John MoffatJohn MoffatTutor12y ago#1
But we do use profit after interest and tax! 'Earnings' for the PE ratio are the earnings available for ordinary shareholders i.e. profit after interest, after tax, and after preference dividends. If you a referring to a specific question where you think it is done differently, then post again and I will explain.
Bbiya1412y ago#2
P/E ratio method is market based method for business valuation and according to this P/E=market price/earnings and when market price have to be found then the formula will be market price(value)=P/E* Earnings . my question is that, which earnings will be used , profit after tax or profit after interest or tax.?
John MoffatJohn MoffatTutor12y ago#3
But I just gave you the answer!!!!!!! We use profit after interest, after tax, and after preference dividends.
Mmng369312y ago#4
I have a question regarding the June 2010 Q.4 part B In that question, the second part asks us to calculate the price of the share taking in to account the change in dividend policy. The answer has taken D1 as the year 4 dividend But according to my understanding D1 = 70(1.03) = 72.1 Could you PLEASE explain how and why the answer has taken the year 4 as D1 without considering the dividend growth?

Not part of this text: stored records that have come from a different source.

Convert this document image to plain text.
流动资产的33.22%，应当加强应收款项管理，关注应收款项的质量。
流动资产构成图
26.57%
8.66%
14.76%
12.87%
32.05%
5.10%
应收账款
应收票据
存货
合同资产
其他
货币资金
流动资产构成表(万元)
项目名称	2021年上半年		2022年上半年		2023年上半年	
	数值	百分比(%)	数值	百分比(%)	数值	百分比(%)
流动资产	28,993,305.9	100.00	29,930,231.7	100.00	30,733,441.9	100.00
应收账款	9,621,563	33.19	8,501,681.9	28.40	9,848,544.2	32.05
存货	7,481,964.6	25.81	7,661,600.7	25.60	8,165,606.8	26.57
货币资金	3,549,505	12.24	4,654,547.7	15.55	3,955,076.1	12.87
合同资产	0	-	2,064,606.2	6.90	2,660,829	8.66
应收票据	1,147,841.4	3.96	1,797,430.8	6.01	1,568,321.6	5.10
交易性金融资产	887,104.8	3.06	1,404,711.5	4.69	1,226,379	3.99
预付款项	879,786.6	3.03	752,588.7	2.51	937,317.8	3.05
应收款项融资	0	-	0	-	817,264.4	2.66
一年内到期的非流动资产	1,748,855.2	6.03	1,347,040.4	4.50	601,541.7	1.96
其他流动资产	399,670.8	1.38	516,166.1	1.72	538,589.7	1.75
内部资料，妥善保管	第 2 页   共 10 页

John MoffatJohn MoffatTutor12y ago#5
Usually we calculate market value at time 0 using the formula D1/(re-g) D1 is the dividend in 1 year and with constant growth is Do(1+g). Here, we are first calculating the market value in three years time, time 3. Since it is 3 years later, D1 in the formula has also to be three years later - it becomes D4 i.e. the dividend in 4 years time. The dividend in 4 years time is the dividend in 2013 which is 70c. It is not 70c plus growth. So putting 70c in the formula gives the market value at time 3. Then we discount for 3 years to get a market value now.